January 14, 2010 11:00 PM PST



Inroduction

The Streaming SIMD Extensions 2 (SSE2) technology introduces new Single Instruction Multiple Data (SIMD) double-precision floating-point instructions and new SIMD integer instructions into the IA-32 Intel® architecture. The double-precision SIMD instructions extend functionality in a manner analogous to the single-precision instructions introduced with the Streaming SIMD Extensions (SSE). The 128-bit SIMD integer extensions are a full superset of the 64-bit integer SIMD instructions, with additional instructions to support more integer data types, conversion between integer and floating-point data types, and efficient operations between the caches and system memory. These instructions provide a means to accelerate operations typical of 3D graphics, real-time physics, spatial (3D) audio, video encoding/decoding, encryption, and scientific application.
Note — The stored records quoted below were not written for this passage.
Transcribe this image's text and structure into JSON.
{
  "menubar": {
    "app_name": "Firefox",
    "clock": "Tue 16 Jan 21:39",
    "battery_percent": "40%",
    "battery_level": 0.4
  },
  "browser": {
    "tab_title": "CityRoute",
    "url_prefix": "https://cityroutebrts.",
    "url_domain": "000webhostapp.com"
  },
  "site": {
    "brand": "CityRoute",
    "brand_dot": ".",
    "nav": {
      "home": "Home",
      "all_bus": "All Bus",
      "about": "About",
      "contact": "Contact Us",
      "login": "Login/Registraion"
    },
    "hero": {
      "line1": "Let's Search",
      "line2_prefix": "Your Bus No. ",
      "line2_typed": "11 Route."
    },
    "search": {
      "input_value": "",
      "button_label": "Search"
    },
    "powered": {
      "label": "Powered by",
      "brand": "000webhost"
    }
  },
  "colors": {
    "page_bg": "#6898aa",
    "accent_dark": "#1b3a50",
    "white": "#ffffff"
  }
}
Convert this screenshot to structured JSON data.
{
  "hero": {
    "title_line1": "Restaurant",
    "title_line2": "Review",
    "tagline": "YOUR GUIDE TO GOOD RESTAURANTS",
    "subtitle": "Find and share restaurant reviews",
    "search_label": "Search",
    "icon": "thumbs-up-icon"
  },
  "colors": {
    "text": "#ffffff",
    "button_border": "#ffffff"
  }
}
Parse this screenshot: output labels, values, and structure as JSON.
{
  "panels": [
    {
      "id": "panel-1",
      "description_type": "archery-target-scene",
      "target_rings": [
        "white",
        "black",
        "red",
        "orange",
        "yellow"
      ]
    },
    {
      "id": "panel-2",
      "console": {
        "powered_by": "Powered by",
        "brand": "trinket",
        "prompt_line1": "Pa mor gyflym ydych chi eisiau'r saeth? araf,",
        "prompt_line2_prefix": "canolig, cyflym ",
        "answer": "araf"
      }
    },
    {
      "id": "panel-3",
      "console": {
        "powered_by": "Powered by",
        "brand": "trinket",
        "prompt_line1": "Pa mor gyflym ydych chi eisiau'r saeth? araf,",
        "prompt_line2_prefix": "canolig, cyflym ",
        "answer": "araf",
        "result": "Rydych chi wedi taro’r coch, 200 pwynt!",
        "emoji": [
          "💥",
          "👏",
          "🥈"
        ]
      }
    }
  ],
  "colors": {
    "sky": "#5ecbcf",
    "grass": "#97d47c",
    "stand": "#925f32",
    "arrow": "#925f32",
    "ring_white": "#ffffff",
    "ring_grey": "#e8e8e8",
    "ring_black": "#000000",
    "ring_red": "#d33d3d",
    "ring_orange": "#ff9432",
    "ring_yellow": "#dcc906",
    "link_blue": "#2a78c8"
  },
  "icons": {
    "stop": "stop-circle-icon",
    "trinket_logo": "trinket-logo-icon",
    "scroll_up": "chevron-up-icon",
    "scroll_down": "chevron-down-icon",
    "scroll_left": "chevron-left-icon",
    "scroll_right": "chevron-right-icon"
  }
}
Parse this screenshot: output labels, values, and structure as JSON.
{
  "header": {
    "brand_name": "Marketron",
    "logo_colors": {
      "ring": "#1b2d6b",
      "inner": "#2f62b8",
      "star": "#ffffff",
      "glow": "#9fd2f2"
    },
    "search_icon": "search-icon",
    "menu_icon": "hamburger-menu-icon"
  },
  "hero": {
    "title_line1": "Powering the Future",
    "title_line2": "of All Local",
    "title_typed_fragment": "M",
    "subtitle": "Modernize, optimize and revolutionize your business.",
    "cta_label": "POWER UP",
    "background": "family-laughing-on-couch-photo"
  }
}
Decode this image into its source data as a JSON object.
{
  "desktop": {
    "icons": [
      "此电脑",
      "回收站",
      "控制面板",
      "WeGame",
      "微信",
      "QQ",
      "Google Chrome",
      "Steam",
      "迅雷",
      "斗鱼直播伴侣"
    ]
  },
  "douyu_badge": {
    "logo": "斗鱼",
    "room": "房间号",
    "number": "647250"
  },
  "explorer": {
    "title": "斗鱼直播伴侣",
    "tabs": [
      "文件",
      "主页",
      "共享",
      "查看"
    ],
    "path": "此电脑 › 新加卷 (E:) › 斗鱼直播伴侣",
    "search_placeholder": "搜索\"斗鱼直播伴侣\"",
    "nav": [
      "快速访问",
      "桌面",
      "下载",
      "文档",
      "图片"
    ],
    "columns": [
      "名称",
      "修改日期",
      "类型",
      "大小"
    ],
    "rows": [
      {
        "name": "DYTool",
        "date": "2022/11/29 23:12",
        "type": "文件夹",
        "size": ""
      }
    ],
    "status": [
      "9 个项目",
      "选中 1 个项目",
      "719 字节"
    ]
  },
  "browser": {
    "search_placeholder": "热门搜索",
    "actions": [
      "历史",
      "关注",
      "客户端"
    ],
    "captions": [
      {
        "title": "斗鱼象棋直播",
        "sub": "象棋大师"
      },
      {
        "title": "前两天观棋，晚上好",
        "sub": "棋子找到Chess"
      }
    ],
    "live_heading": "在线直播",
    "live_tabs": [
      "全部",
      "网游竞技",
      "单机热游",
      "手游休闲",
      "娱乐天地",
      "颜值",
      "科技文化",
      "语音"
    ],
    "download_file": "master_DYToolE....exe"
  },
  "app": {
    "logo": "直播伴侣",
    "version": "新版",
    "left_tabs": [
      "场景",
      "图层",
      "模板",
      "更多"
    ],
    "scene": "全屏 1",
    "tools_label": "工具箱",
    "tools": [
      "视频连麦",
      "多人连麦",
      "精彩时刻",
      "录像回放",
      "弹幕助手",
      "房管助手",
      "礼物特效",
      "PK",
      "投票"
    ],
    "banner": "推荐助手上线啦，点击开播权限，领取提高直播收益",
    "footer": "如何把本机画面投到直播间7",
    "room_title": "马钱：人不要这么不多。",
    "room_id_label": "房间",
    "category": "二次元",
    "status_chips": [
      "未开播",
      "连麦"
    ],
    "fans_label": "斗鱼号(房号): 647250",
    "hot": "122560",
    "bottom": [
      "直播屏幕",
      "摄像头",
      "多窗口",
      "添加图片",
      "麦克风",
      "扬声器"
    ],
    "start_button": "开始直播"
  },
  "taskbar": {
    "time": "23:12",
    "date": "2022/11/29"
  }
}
This application note describes the implementation of a double-precision 3D geometry transformation, and includes code examples that exploit the SSE2 instructions.

Optimization techniques of several implementations using the 128-bit XMM registers to work with packed double-precision floating-point data and related SSE2 instructions are compared to provide developers the tools for optimizing their own implementations of the double-precision 3D transformation. Source code containing various implementations of the algorithm is included.